Vaibhavs10 / insanely-fast-whisper

Apache License 2.0
7.49k stars 527 forks source link

Out Of memory & attempt to get argmin of an empty sequence #199

Open learner0333 opened 6 months ago

learner0333 commented 6 months ago

I am calling replicate model https://replicate.com/vaibhavs10/incredibly-fast-whisper using API. I am using it to get the transcript and diarization.

Initially I have used batch_size = 64 , The 1 Hour 13 minutes video worked fine.

I have tried another video that is 1 hour and 24 minutes. I got the Out of memory error. The exact error is as follows:

"Not enough memory available to process your request. Try reducing the size or number of any file inputs or outputs"

After this error I have tried to change the batch_size to 4,16,24 and 32 but I got the following error: "attempt to get argmin of an empty sequence"
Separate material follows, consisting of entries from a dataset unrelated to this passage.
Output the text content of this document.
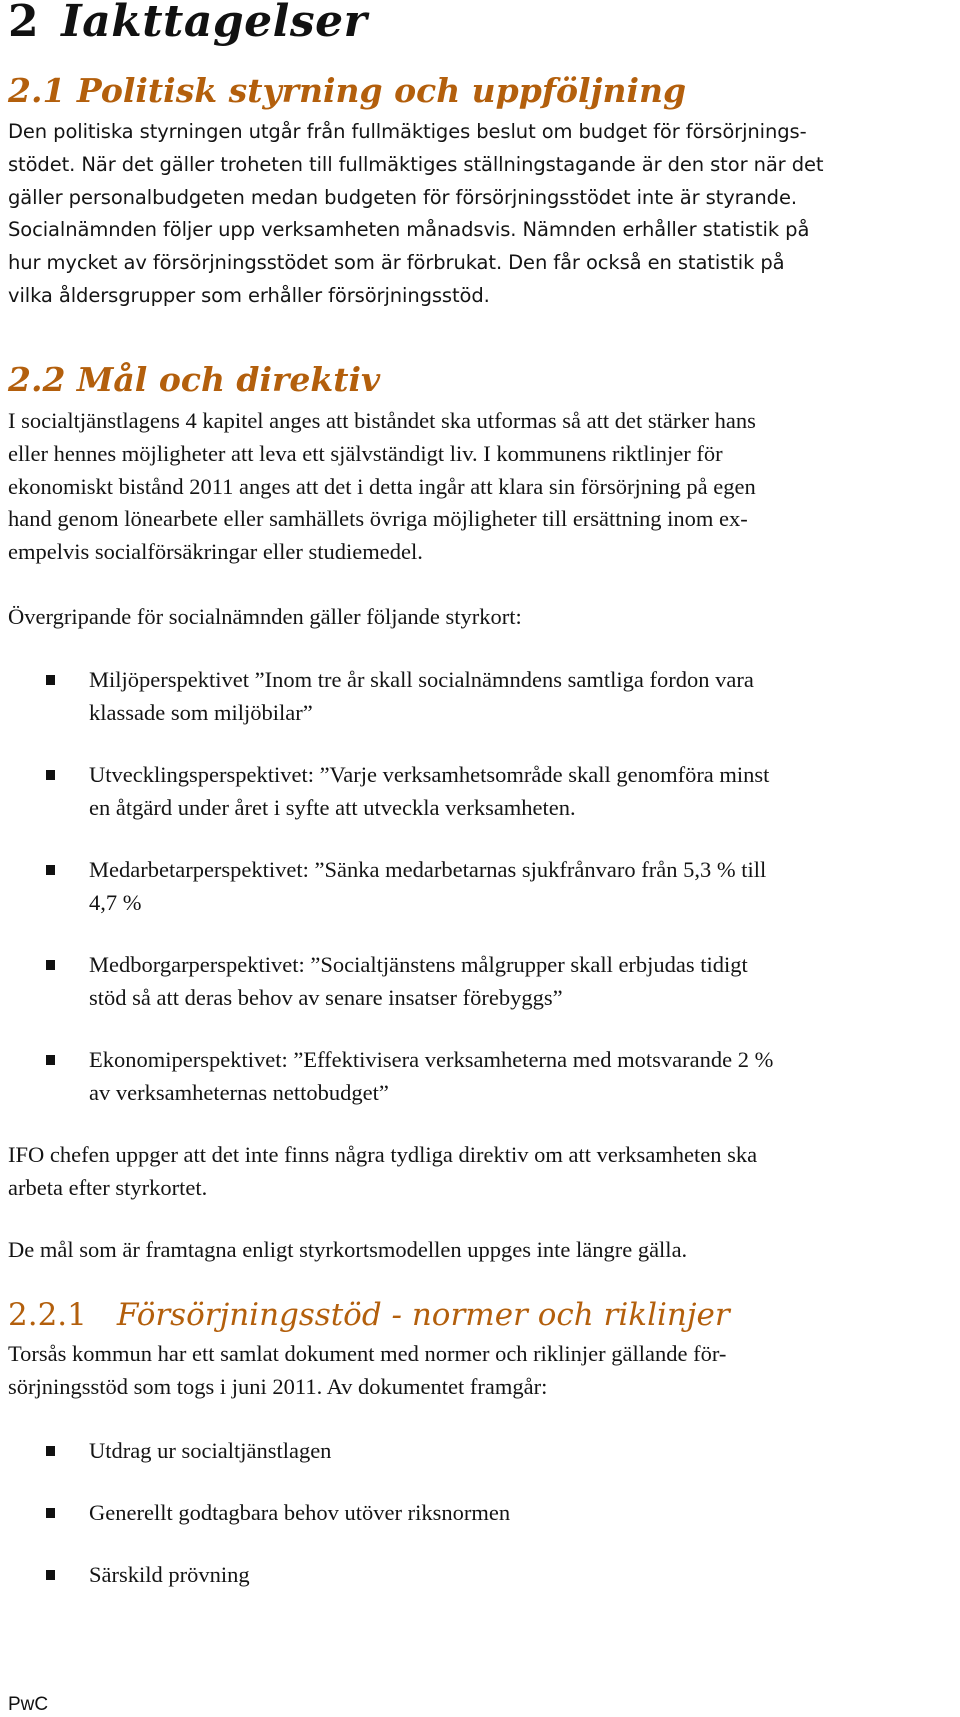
2 Iakttagelser
2.1 Politisk styrning och uppföljning

Den politiska styrningen utgår från fullmäktiges beslut om budget för försörjnings-
stödet. När det gäller troheten till fullmäktiges ställningstagande är den stor när det
gäller personalbudgeten medan budgeten för försörjningsstödet inte är styrande.
Socialnämnden följer upp verksamheten månadsvis. Nämnden erhåller statistik på
hur mycket av försörjningsstödet som är förbrukat. Den får också en statistik på
vilka åldersgrupper som erhåller försörjningsstöd.

2.2 Mål och direktiv

I socialtjänstlagens 4 kapitel anges att biståndet ska utformas så att det stärker hans
eller hennes möjligheter att leva ett självständigt liv. I kommunens riktlinjer för
ekonomiskt bistånd 2011 anges att det i detta ingår att klara sin försörjning på egen
hand genom lönearbete eller samhällets övriga möjligheter till ersättning inom ex-
empelvis socialförsäkringar eller studiemedel.

Övergripande för socialnämnden gäller följande styrkort:

Miljöperspektivet ”Inom tre år skall socialnämndens samtliga fordon vara
klassade som miljöbilar”
Utvecklingsperspektivet: ”Varje verksamhetsområde skall genomföra minst
en åtgärd under året i syfte att utveckla verksamheten.
Medarbetarperspektivet: ”Sänka medarbetarnas sjukfrånvaro från 5,3 % till
4,7 %
Medborgarperspektivet: ”Socialtjänstens målgrupper skall erbjudas tidigt
stöd så att deras behov av senare insatser förebyggs”
Ekonomiperspektivet: ”Effektivisera verksamheterna med motsvarande 2 %
av verksamheternas nettobudget”

IFO chefen uppger att det inte finns några tydliga direktiv om att verksamheten ska
arbeta efter styrkortet.

De mål som är framtagna enligt styrkortsmodellen uppges inte längre gälla.

2.2.1 Försörjningsstöd - normer och riklinjer

Torsås kommun har ett samlat dokument med normer och riklinjer gällande för-
sörjningsstöd som togs i juni 2011. Av dokumentet framgår:

Utdrag ur socialtjänstlagen
Generellt godtagbara behov utöver riksnormen
Särskild prövning
PwC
will you please guide me to fix these two problems? I want to use Replicate in production so need to figure out these before implementing in the production environment.

I have tried two more videos that are 1 hour and 46 minutes and other is 2 hours and 7 minutes. I got the following error:

"unsupported operand type(s) for -: 'NoneType' and 'float'"

The following line is copied from the replicate log:

Whisper did not predict an ending timestamp, which can happen if audio is cut off in the middle of a word. Also make sure WhisperTimeStampLogitsProcessor was used during generation.

themire commented 6 months ago

I'm getting this too!

Iamam305 commented 5 months ago

facing the same issue

guppy57 commented 1 month ago

Same here

NickNaskida commented 3 weeks ago

Same :/ Can't get rid of "attempt to get argmin of an empty sequence" issue @Vaibhavs10 any chance to take a look?

NickNaskida commented 3 weeks ago

Guys, I noticed that not the latest version of the model was deployed on replicate, that's why not all features were supported and most of the bugs existed.

So I found the code for replicate deployed model and merged in the latest fixes from this repo. I also added support for num_speakers, min_speakers, and max_speakers for diarization on replicate.

Deployed Public Model on Replicate: https://replicate.com/nicknaskida/incredibly-fast-whisper Github Repo with fixes and latest features: https://github.com/NickNaskida/insanely-fast-whisper

Enjoy, hope it will be useful 🤗